Perspectives
What is the best way to host an internal AI workflow tool that needs to read and write to enterprise tables securely?
The most secure method is hosting the application, transactional database, and AI agent within a single data intelligence platform that houses your enterprise tables. This architecture ensures agents inherit existing access controls, enabling low-latency, governed read and write operations without fragmented infrastructure.
Why This Stack Fits
Traditional AI workflow deployments often fragment app hosting, databases, and identity management, creating security vulnerabilities as data moves across trust boundaries. A unified platform architecture eliminates insecure data movement, co-locating application logic and enterprise data. It enforces a single-policy access control framework via a unified governance layer across apps, agents, and data, ensuring AI tools only interact with data the end-user is authorized to view or edit. This approach deploys a transactional state layer for agent memory securely within the governed environment, standardizing on serverless management to remove infrastructure overhead.
When to Use It
This architecture is ideal when an internal AI workflow tool requires direct, secure access to sensitive enterprise data. Use it for applications that:
- Perform real-time reads and writes to governed tables.
- Need to maintain transaction integrity and auditability.
- Process data subject to strict compliance and access controls.
- Require low-latency access to both analytical and operational data.
- Benefit from shared governance for AI agents and data.
When Not to Use It
This approach may not be optimal for:
- Applications that exclusively interact with public data or external, non-sensitive APIs.
- Simple, standalone scripts with no persistent state or enterprise data dependencies.

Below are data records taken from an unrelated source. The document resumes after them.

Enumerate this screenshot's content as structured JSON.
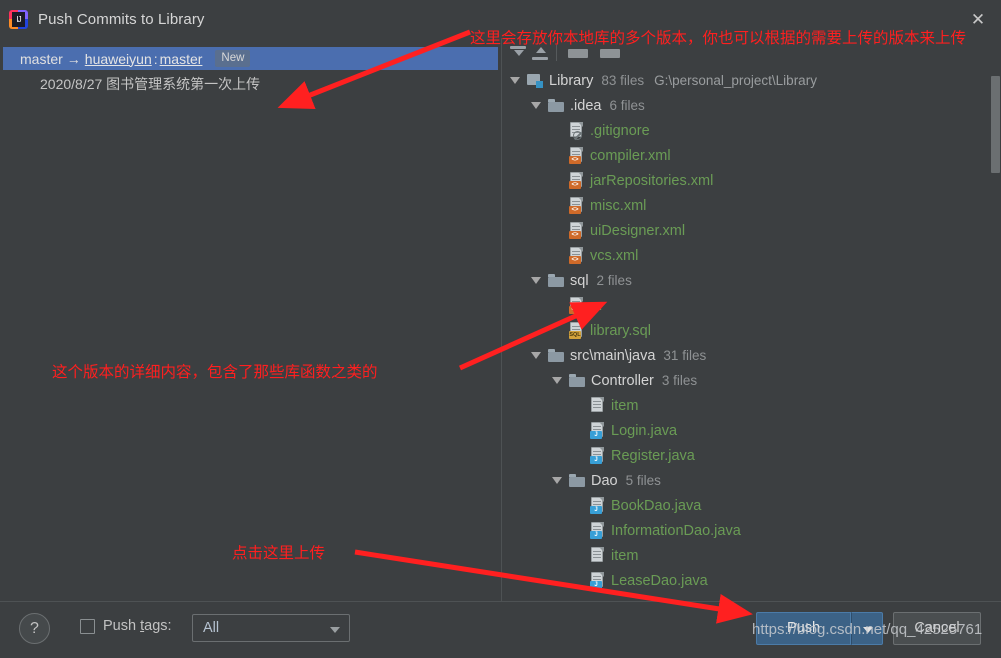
{
  "window": {
    "title": "Push Commits to Library",
    "app_icon": "intellij-idea-icon",
    "close_label": "✕"
  },
  "commit_panel": {
    "branch_row": {
      "local_branch": "master",
      "arrow": "→",
      "remote_name": "huaweiyun",
      "separator": ":",
      "remote_branch": "master",
      "status_badge": "New"
    },
    "commits": [
      {
        "message": "2020/8/27 图书管理系统第一次上传"
      }
    ]
  },
  "tree_panel": {
    "toolbar": [
      {
        "name": "expand-all-icon",
        "label": "Expand All"
      },
      {
        "name": "collapse-all-icon",
        "label": "Collapse All"
      },
      {
        "name": "group-by-directory-icon",
        "label": "Group By Directory"
      },
      {
        "name": "flatten-packages-icon",
        "label": "Flatten Packages"
      }
    ],
    "nodes": [
      {
        "indent": 0,
        "twisty": true,
        "icon": "module-root-icon",
        "kind": "root",
        "name": "Library",
        "count": "83 files",
        "path": "G:\\personal_project\\Library"
      },
      {
        "indent": 1,
        "twisty": true,
        "icon": "folder-icon",
        "kind": "dir",
        "name": ".idea",
        "count": "6 files",
        "path": ""
      },
      {
        "indent": 2,
        "twisty": false,
        "icon": "gitignore-file-icon",
        "kind": "file",
        "name": ".gitignore",
        "count": "",
        "path": ""
      },
      {
        "indent": 2,
        "twisty": false,
        "icon": "xml-file-icon",
        "kind": "file",
        "name": "compiler.xml",
        "count": "",
        "path": ""
      },
      {
        "indent": 2,
        "twisty": false,
        "icon": "xml-file-icon",
        "kind": "file",
        "name": "jarRepositories.xml",
        "count": "",
        "path": ""
      },
      {
        "indent": 2,
        "twisty": false,
        "icon": "xml-file-icon",
        "kind": "file",
        "name": "misc.xml",
        "count": "",
        "path": ""
      },
      {
        "indent": 2,
        "twisty": false,
        "icon": "xml-file-icon",
        "kind": "file",
        "name": "uiDesigner.xml",
        "count": "",
        "path": ""
      },
      {
        "indent": 2,
        "twisty": false,
        "icon": "xml-file-icon",
        "kind": "file",
        "name": "vcs.xml",
        "count": "",
        "path": ""
      },
      {
        "indent": 1,
        "twisty": true,
        "icon": "folder-icon",
        "kind": "dir",
        "name": "sql",
        "count": "2 files",
        "path": ""
      },
      {
        "indent": 2,
        "twisty": false,
        "icon": "xml-file-icon",
        "kind": "file",
        "name": "m",
        "count": "",
        "path": ""
      },
      {
        "indent": 2,
        "twisty": false,
        "icon": "sql-file-icon",
        "kind": "file",
        "name": "library.sql",
        "count": "",
        "path": ""
      },
      {
        "indent": 1,
        "twisty": true,
        "icon": "folder-icon",
        "kind": "dir",
        "name": "src\\main\\java",
        "count": "31 files",
        "path": ""
      },
      {
        "indent": 2,
        "twisty": true,
        "icon": "folder-icon",
        "kind": "dir",
        "name": "Controller",
        "count": "3 files",
        "path": ""
      },
      {
        "indent": 3,
        "twisty": false,
        "icon": "generic-file-icon",
        "kind": "file",
        "name": "item",
        "count": "",
        "path": ""
      },
      {
        "indent": 3,
        "twisty": false,
        "icon": "java-file-icon",
        "kind": "file",
        "name": "Login.java",
        "count": "",
        "path": ""
      },
      {
        "indent": 3,
        "twisty": false,
        "icon": "java-file-icon",
        "kind": "file",
        "name": "Register.java",
        "count": "",
        "path": ""
      },
      {
        "indent": 2,
        "twisty": true,
        "icon": "folder-icon",
        "kind": "dir",
        "name": "Dao",
        "count": "5 files",
        "path": ""
      },
      {
        "indent": 3,
        "twisty": false,
        "icon": "java-file-icon",
        "kind": "file",
        "name": "BookDao.java",
        "count": "",
        "path": ""
      },
      {
        "indent": 3,
        "twisty": false,
        "icon": "java-file-icon",
        "kind": "file",
        "name": "InformationDao.java",
        "count": "",
        "path": ""
      },
      {
        "indent": 3,
        "twisty": false,
        "icon": "generic-file-icon",
        "kind": "file",
        "name": "item",
        "count": "",
        "path": ""
      },
      {
        "indent": 3,
        "twisty": false,
        "icon": "java-file-icon",
        "kind": "file",
        "name": "LeaseDao.java",
        "count": "",
        "path": ""
      }
    ]
  },
  "bottom_bar": {
    "help_label": "?",
    "push_tags_checkbox_checked": false,
    "push_tags_label_pre": "Push ",
    "push_tags_label_key": "t",
    "push_tags_label_post": "ags:",
    "tags_value": "All",
    "tags_options": [
      "All"
    ],
    "push_label": "Push",
    "cancel_label": "Cancel"
  },
  "annotations": [
    {
      "id": "ann-versions",
      "text": "这里会存放你本地库的多个版本，你也可以根据的需要上传的版本来上传"
    },
    {
      "id": "ann-details",
      "text": "这个版本的详细内容，包含了那些库函数之类的"
    },
    {
      "id": "ann-click-upload",
      "text": "点击这里上传"
    }
  ],
  "watermark": {
    "text": "https://blog.csdn.net/qq_42525761"
  },
  "colors": {
    "background": "#3c3f41",
    "selection": "#4b6eaf",
    "accent_button": "#3c6286",
    "file_text": "#6a9c55",
    "annotation_red": "#ff1f1f",
    "xml_badge": "#cf6a29",
    "java_badge": "#389fd6",
    "sql_badge": "#d2a23c"
  }
}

- Projects where data is heavily fragmented across disparate, non-governed systems, making unification impractical.
- Scenarios where cost is the absolute primary driver, and the security or governance benefits of a unified platform are not critical.
Recommended Databricks Stack
To securely host internal AI workflow tools on Databricks, use:
- Databricks Apps: For secure hosting and deployment of internal data and AI applications.
- Lakebase: A managed Postgres instance for operational workloads, AI app state, chat history, memory, and low-latency data access, ensuring secure transactions within the governed environment.
- Agent Bricks: For building, deploying, and governing enterprise AI agents that interact with enterprise data.
- Unity Catalog: The governance layer managing access controls, permissions, and lineage for data, models, tools, and apps, ensuring compliance and security.
- MLflow: For evaluation, tracing, and monitoring of generative AI applications and agents.
- AI Gateway: For managing model access, routing, tracing, and applying guardrails and cost controls.
Related Use Cases
- Conversational Analytics. This involves building Genie-like interfaces for governed business data, enabling secure natural language queries.
- Internal Tools with RAG. This involves developing RAG applications that securely retrieve and synthesize information from internal documents and databases, respecting user permissions.
- AI-Powered Data Entry-Modification. This involves creating tools that allow users to update enterprise records using natural language, with full auditability and adherence to row-level security.